Anonymous 0 Comments

Paramedic here so I’m sure it varies by profession, but here it’s simply a numbers game my friend.

We’re short staffed and it’s hard to train new people. Let alone attract them to the career. Leads to long hours, few days off and tired but professional and experienced workers.

Anonymous 0 Comments

Less people you have to staff. Most times it’s cheaper to pay overtime than pay another salary, medical, retirement.

Anonymous 0 Comments

The short answer is that companies, under capitalism, are basically just evil Excel spreadsheets, and they don’t view their employees as living, breathing, suffering human beings. Workers are just the means to their profit, so they will work us as hard and as long as they can. I used to pull 12 hour shifts packing boxes, among other jobs that didn’t give a shit about my struggling.

Anonymous 0 Comments

In many cases it’s a question of problems associated with handover between shifts vs problems associated with longer shifts. Even with good note taking, handover attempts pretty much always miss something. In IT environments that I’m more familiar with, this means repetition of troubleshooting steps and general extension of outages.In medical fields, it can lead to further medical complications or death. So it becomes a matter of finding out where the dangers of handover failures get outweighed by the dangers of fatigue.

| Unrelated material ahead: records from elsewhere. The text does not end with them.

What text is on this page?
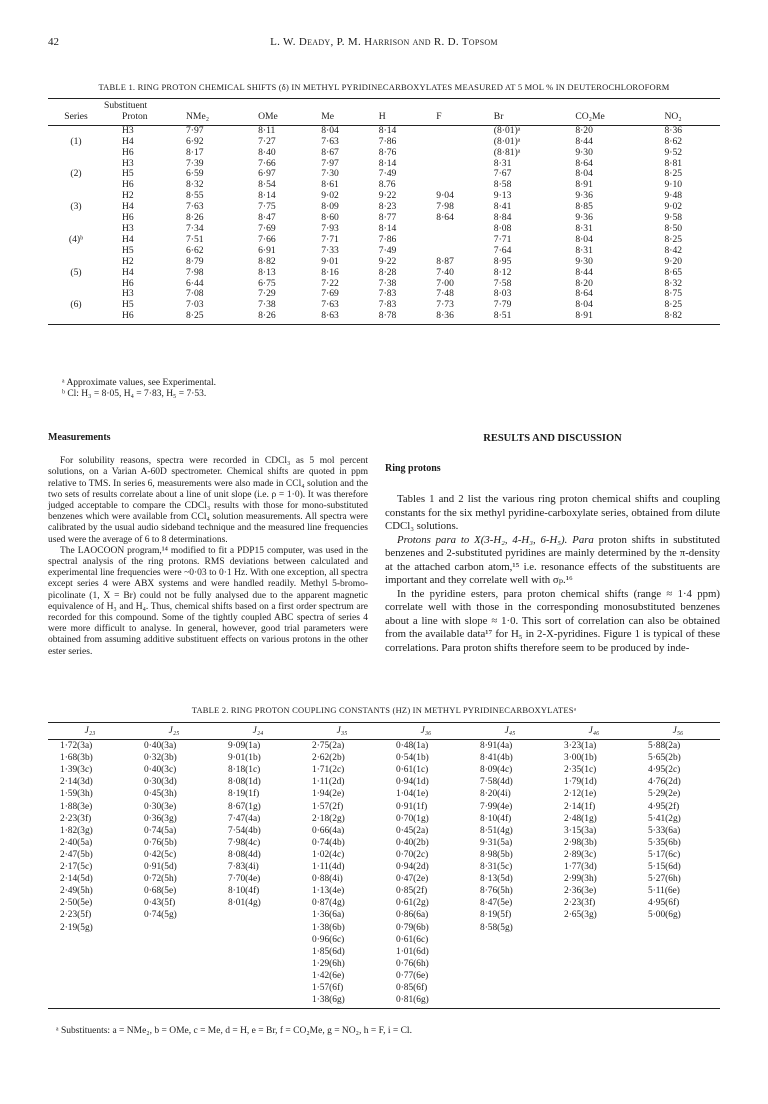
42	L. W. Deady, P. M. Harrison and R. D. Topsom
TABLE 1. RING PROTON CHEMICAL SHIFTS (δ) IN METHYL PYRIDINECARBOXYLATES MEASURED AT 5 MOL % IN DEUTEROCHLOROFORM
	Substituent								
Series	Proton	NMe₂	OMe	Me	H	F	Br	CO₂Me	NO₂
	H3	7·97	8·11	8·04	8·14		(8·01)ᵃ	8·20	8·36
(1)	H4	6·92	7·27	7·63	7·86		(8·01)ᵃ	8·44	8·62
	H6	8·17	8·40	8·67	8·76		(8·81)ᵃ	9·30	9·52
	H3	7·39	7·66	7·97	8·14		8·31	8·64	8·81
(2)	H5	6·59	6·97	7·30	7·49		7·67	8·04	8·25
	H6	8·32	8·54	8·61	8.76		8·58	8·91	9·10
	H2	8·55	8·14	9·02	9·22	9·04	9·13	9·36	9·48
(3)	H4	7·63	7·75	8·09	8·23	7·98	8·41	8·85	9·02
	H6	8·26	8·47	8·60	8·77	8·64	8·84	9·36	9·58
	H3	7·34	7·69	7·93	8·14		8·08	8·31	8·50
(4)ᵇ	H4	7·51	7·66	7·71	7·86		7·71	8·04	8·25
	H5	6·62	6·91	7·33	7·49		7·64	8·31	8·42
	H2	8·79	8·82	9·01	9·22	8·87	8·95	9·30	9·20
(5)	H4	7·98	8·13	8·16	8·28	7·40	8·12	8·44	8·65
	H6	6·44	6·75	7·22	7·38	7·00	7·58	8·20	8·32
	H3	7·08	7·29	7·69	7·83	7·48	8·03	8·64	8·75
(6)	H5	7·03	7·38	7·63	7·83	7·73	7·79	8·04	8·25
	H6	8·25	8·26	8·63	8·78	8·36	8·51	8·91	8·82
ᵃ Approximate values, see Experimental.
ᵇ Cl: H₃ = 8·05, H₄ = 7·83, H₅ = 7·53.
Measurements

For solubility reasons, spectra were recorded in CDCl₃ as 5 mol percent solutions, on a Varian A-60D spectrometer. Chemical shifts are quoted in ppm relative to TMS. In series 6, measurements were also made in CCl₄ solution and the two sets of results correlate about a line of unit slope (i.e. ρ = 1·0). It was therefore judged acceptable to compare the CDCl₃ results with those for mono-substituted benzenes which were available from CCl₄ solution measurements. All spectra were calibrated by the usual audio sideband technique and the measured line frequencies used were the average of 6 to 8 determinations.

The LAOCOON program,¹⁴ modified to fit a PDP15 computer, was used in the spectral analysis of the ring protons. RMS deviations between calculated and experimental line frequencies were ~0·03 to 0·1 Hz. With one exception, all spectra except series 4 were ABX systems and were handled readily. Methyl 5-bromo-picolinate (1, X = Br) could not be fully analysed due to the apparent magnetic equivalence of H₃ and H₄. Thus, chemical shifts based on a first order spectrum are recorded for this compound. Some of the tightly coupled ABC spectra of series 4 were more difficult to analyse. In general, however, good trial parameters were obtained from assuming additive substituent effects on various protons in the other ester series.

RESULTS AND DISCUSSION
Ring protons

Tables 1 and 2 list the various ring proton chemical shifts and coupling constants for the six methyl pyridine-carboxylate series, obtained from dilute CDCl₃ solutions.

Protons para to X(3-H₂, 4-H₃, 6-H₅). Para proton shifts in substituted benzenes and 2-substituted pyridines are mainly determined by the π-density at the attached carbon atom,¹⁵ i.e. resonance effects of the substituents are important and they correlate well with σₚ.¹⁶

In the pyridine esters, para proton chemical shifts (range ≈ 1·4 ppm) correlate well with those in the corresponding monosubstituted benzenes about a line with slope ≈ 1·0. This sort of correlation can also be obtained from the available data¹⁷ for H₅ in 2-X-pyridines. Figure 1 is typical of these correlations. Para proton shifts therefore seem to be produced by inde-

TABLE 2. RING PROTON COUPLING CONSTANTS (HZ) IN METHYL PYRIDINECARBOXYLATESᵃ
J₂₃	J₂₅	J₂₄	J₃₅	J₃₆	J₄₅	J₄₆	J₅₆
1·72(3a)	0·40(3a)	9·09(1a)	2·75(2a)	0·48(1a)	8·91(4a)	3·23(1a)	5·88(2a)
1·68(3b)	0·32(3b)	9·01(1b)	2·62(2b)	0·54(1b)	8·41(4b)	3·00(1b)	5·65(2b)
1·39(3c)	0·40(3c)	8·18(1c)	1·71(2c)	0·61(1c)	8·09(4c)	2·35(1c)	4·95(2c)
2·14(3d)	0·30(3d)	8·08(1d)	1·11(2d)	0·94(1d)	7·58(4d)	1·79(1d)	4·76(2d)
1·59(3h)	0·45(3h)	8·19(1f)	1·94(2e)	1·04(1e)	8·20(4i)	2·12(1e)	5·29(2e)
1·88(3e)	0·30(3e)	8·67(1g)	1·57(2f)	0·91(1f)	7·99(4e)	2·14(1f)	4·95(2f)
2·23(3f)	0·36(3g)	7·47(4a)	2·18(2g)	0·70(1g)	8·10(4f)	2·48(1g)	5·41(2g)
1·82(3g)	0·74(5a)	7·54(4b)	0·66(4a)	0·45(2a)	8·51(4g)	3·15(3a)	5·33(6a)
2·40(5a)	0·76(5b)	7·98(4c)	0·74(4b)	0·40(2b)	9·31(5a)	2·98(3b)	5·35(6b)
2·47(5b)	0·42(5c)	8·08(4d)	1·02(4c)	0·70(2c)	8·98(5b)	2·89(3c)	5·17(6c)
2·17(5c)	0·91(5d)	7·83(4i)	1·11(4d)	0·94(2d)	8·31(5c)	1·77(3d)	5·15(6d)
2·14(5d)	0·72(5h)	7·70(4e)	0·88(4i)	0·47(2e)	8·13(5d)	2·99(3h)	5·27(6h)
2·49(5h)	0·68(5e)	8·10(4f)	1·13(4e)	0·85(2f)	8·76(5h)	2·36(3e)	5·11(6e)
2·50(5e)	0·43(5f)	8·01(4g)	0·87(4g)	0·61(2g)	8·47(5e)	2·23(3f)	4·95(6f)
2·23(5f)	0·74(5g)		1·36(6a)	0·86(6a)	8·19(5f)	2·65(3g)	5·00(6g)
2·19(5g)			1·38(6b)	0·79(6b)	8·58(5g)		
			0·96(6c)	0·61(6c)			
			1·85(6d)	1·01(6d)			
			1·29(6h)	0·76(6h)			
			1·42(6e)	0·77(6e)			
			1·57(6f)	0·85(6f)			
			1·38(6g)	0·81(6g)			
ᵃ Substituents: a = NMe₂, b = OMe, c = Me, d = H, e = Br, f = CO₂Me, g = NO₂, h = F, i = Cl.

For other professions, it can sometimes be a matter of trying to min/max shift hours. If you want two people on shift at all times, but not more if you can help it, and you need coverage 24 hours a day, 7 days a week, and want to give everyone 40 hours but not more, what kinds of funky shifts do you start needing?

Anonymous 0 Comments

Heard straight from several corporate VP’s mouths… “Overtime is cheaper than benefits.”
That’s it.
It’s cheaper to work you to death than it is to staff to 8 hour shifts.

Anonymous 0 Comments

Overtime is cheaper than funding a second employee’s social security, 401K or pension, healthcare premiums, unemployment insurance, and personal time.

Anonymous 0 Comments

Garbage man here – anyone operating a vehicle for long period obviously it’s not healthy and eventually becomes dangerous. However, if I’m in one county and my drivers route is in a whole other county, I can’t really afford to have him drive all the way back to home base to trade drivers. Meanwhile another trash truck might be in a third county collecting trash, so I can’t reasonably send a smaller vehicle to take the ‘second shift’ out to meet the trash trucks either. If I’m going to make it to the end of my route and get to the landfill on time with all 5 trucks, the only option I have is to make it 14 hour days. Unless you can buy me another 5 trucks or so and find people with Commercial Drivers Licenses willing to operate them, in which case I’d be happy to give you my left nut.

Anonymous 0 Comments

My husband is a contractor, there is often a lot of time spent on travel to jobsite and setting up equipment. You don’t want to do an 8 hour shift and spend only 4 hours building. You want to get the max project hours out of your effort, so you do a 10 hour shift (or more).

Anonymous 0 Comments

Sometimes you have to figure in setup/takedown times. A welder might spend an hour each day not being directly productive. Four ten hour days results in more total productive hours than five eight hour days even though the same number of hours were worked.

Anonymous 0 Comments

My old job requires working in other states, out of a hotel room. Food, travel and lodging were paid for by the client. So you’d work as long of days as possible, without days off. It was to both the client and employees benefit.

As an employee, you get home sooner. The bonus was overtime pay. As a client, you paid less for associated costs of labor.

The kicker is when you come home and they send you right back out to another job. 3 weeks straight was about my max before my mind and body started producing negative returns.